I purchased the Cold Case radiator with dual electric fans and their thermostatic relay kit. In process of routing the wires and mounting the relay. Their instructions need improvement. Did Butler have a reason for steering you away from this provider or electric fans in general?


----------



## Atarchus (Aug 4, 2020)

It was just the fans. They didn't straight out say not to buy them. Just indicated that they usually see no difference on customers cars and that the stock fan setup works just fine. I still bought the cold case radiator, but running the stock fan.


----------



## ylwgto (Oct 27, 2009)

Noangelbuddy said:


> I purchased the Cold Case radiator with dual electric fans and their thermostatic relay kit. In process of routing the wires and mounting the relay. Their instructions need improvement. Did Butler have a reason for steering you away from this provider or electric fans in general?

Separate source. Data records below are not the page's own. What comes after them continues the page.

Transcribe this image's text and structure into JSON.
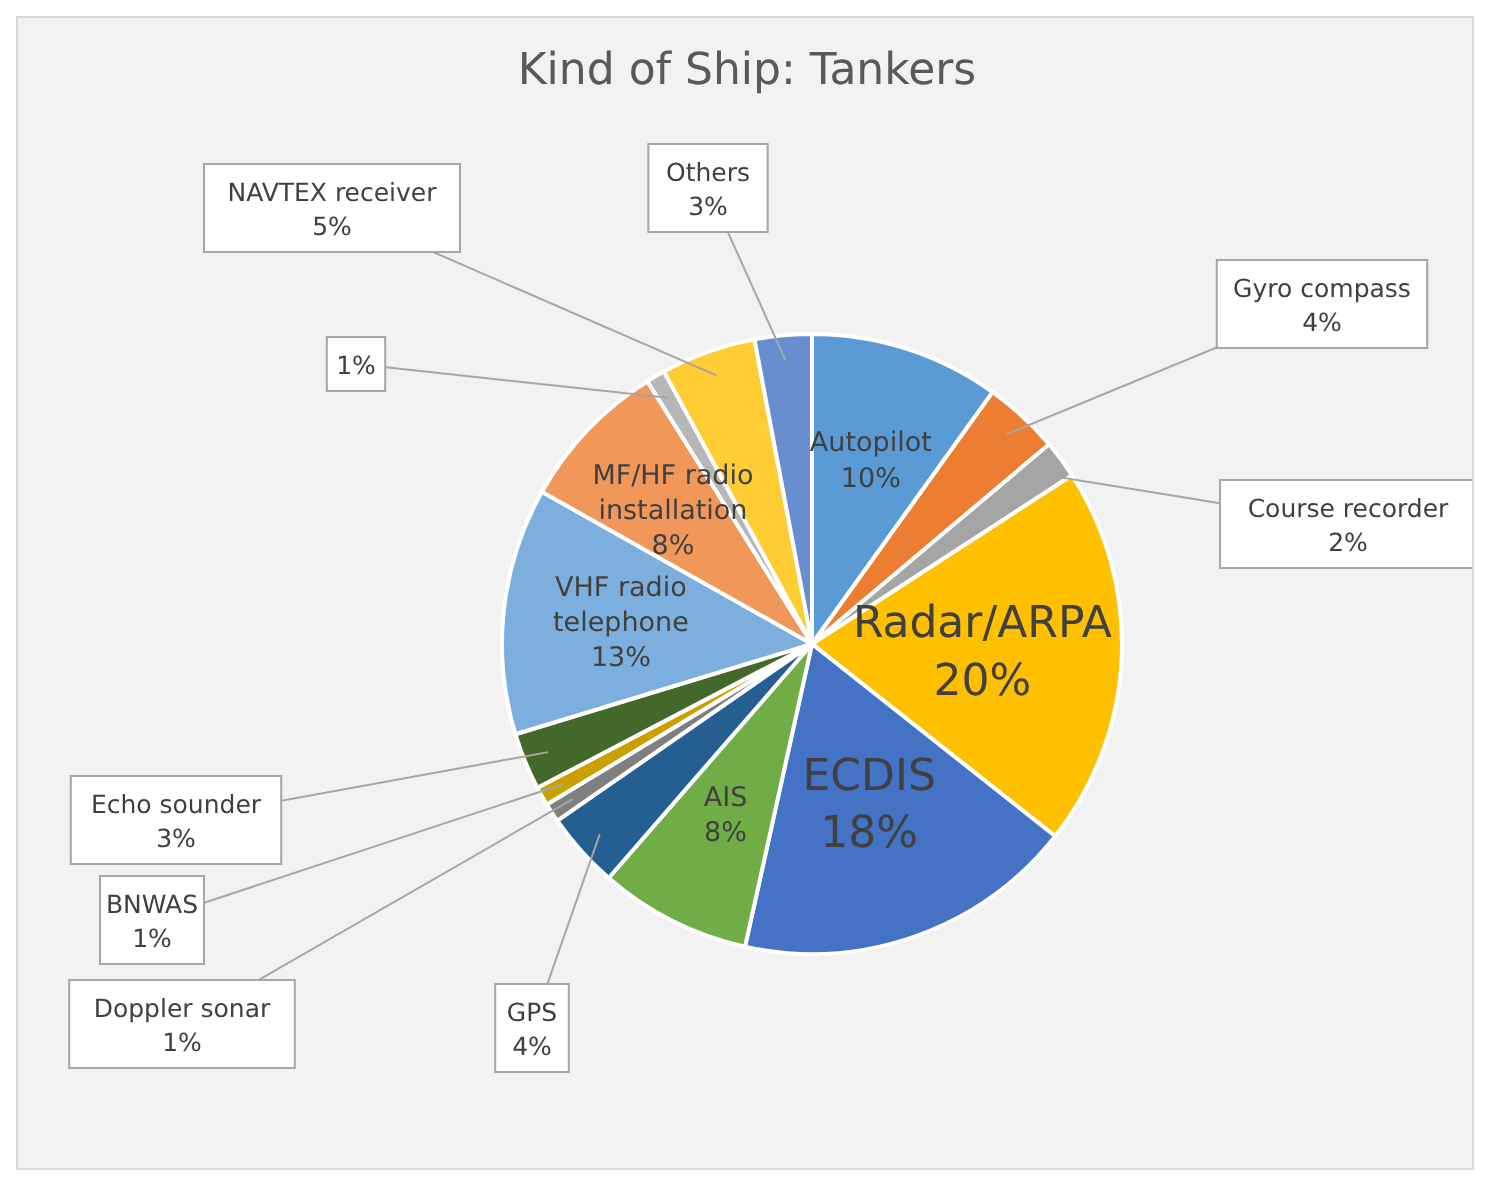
{
  "chart_data": {
    "type": "pie",
    "title": "Kind of Ship: Tankers",
    "categories": [
      "Autopilot",
      "Gyro compass",
      "Course recorder",
      "Radar/ARPA",
      "ECDIS",
      "AIS",
      "GPS",
      "Doppler sonar",
      "BNWAS",
      "Echo sounder",
      "VHF radio telephone",
      "MF/HF radio installation",
      null,
      "NAVTEX receiver",
      "Others"
    ],
    "values": [
      10,
      4,
      2,
      20,
      18,
      8,
      4,
      1,
      1,
      3,
      13,
      8,
      1,
      5,
      3
    ],
    "value_labels": [
      "10%",
      "4%",
      "2%",
      "20%",
      "18%",
      "8%",
      "4%",
      "1%",
      "1%",
      "3%",
      "13%",
      "8%",
      "1%",
      "5%",
      "3%"
    ],
    "colors": [
      "#5b9bd5",
      "#ed7d31",
      "#a5a5a5",
      "#ffc000",
      "#4472c4",
      "#70ad47",
      "#255e91",
      "#7f7f7f",
      "#c9a000",
      "#43682b",
      "#7cafdd",
      "#f1975a",
      "#b7b7b7",
      "#ffcd33",
      "#698ed0"
    ],
    "legend": false
  }
}
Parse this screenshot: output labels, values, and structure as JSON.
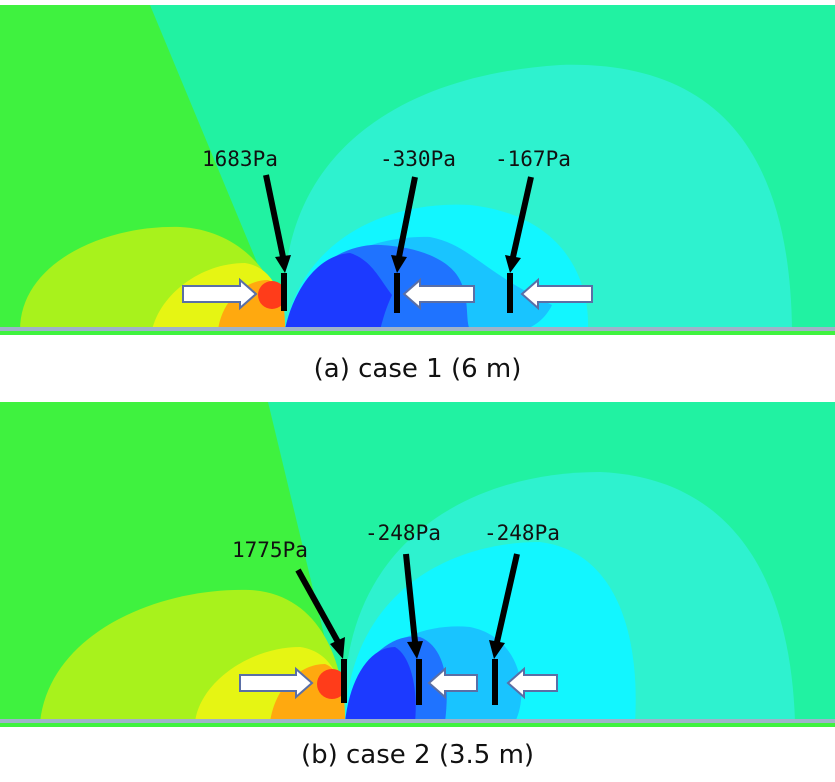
{
  "panels": [
    {
      "caption": "(a) case 1 (6 m)",
      "labels": [
        "1683Pa",
        "-330Pa",
        "-167Pa"
      ]
    },
    {
      "caption": "(b) case 2 (3.5 m)",
      "labels": [
        "1775Pa",
        "-248Pa",
        "-248Pa"
      ]
    }
  ],
  "colors": {
    "field_green": "#3ff23f",
    "field_seafoam": "#21f2a2",
    "field_aqua": "#2ef2cf",
    "field_cyan": "#12f6ff",
    "field_lightblue": "#19c4ff",
    "field_midblue": "#1f73ff",
    "field_blue": "#1c3aff",
    "field_yellowgreen": "#a8f21c",
    "field_yellow": "#e6f513",
    "field_orange": "#ffa90f",
    "field_red": "#ff3c1a",
    "arrow_fill": "#ffffff",
    "arrow_stroke": "#5a6fa6"
  }
}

I got a nice Champion cooling aluminum radiator, mounted my dual SPAL with shroud set up to it and ordered a dual thermostatic relay kit from SPAL. Eager to put it in when I redo my belt system. Where did you wire your key-on power to in your set up?
Thanks


----------



## ylwgto (Oct 27, 2009)

Mine'sa66 said:


> You don't mention what's under the hood. Unless it's a 500hp monster, a factory 4 core and fan will do the job perfectly.


Thanks.
It's a mild 400. 
I wanted temperature controlled electric fans b/c here in CA my car was consistently getting too hot while sitting in traffic in 95+ temps. My cheapo no-name aluminum radiator and pulley fan were not up to the task. Electric fans and a better radiator should fix that issue and ease my worry when I'm sitting in gridlock (I drive the car a lot). Has nothing to do with a performance upgrade, mainly addressing driveability


----------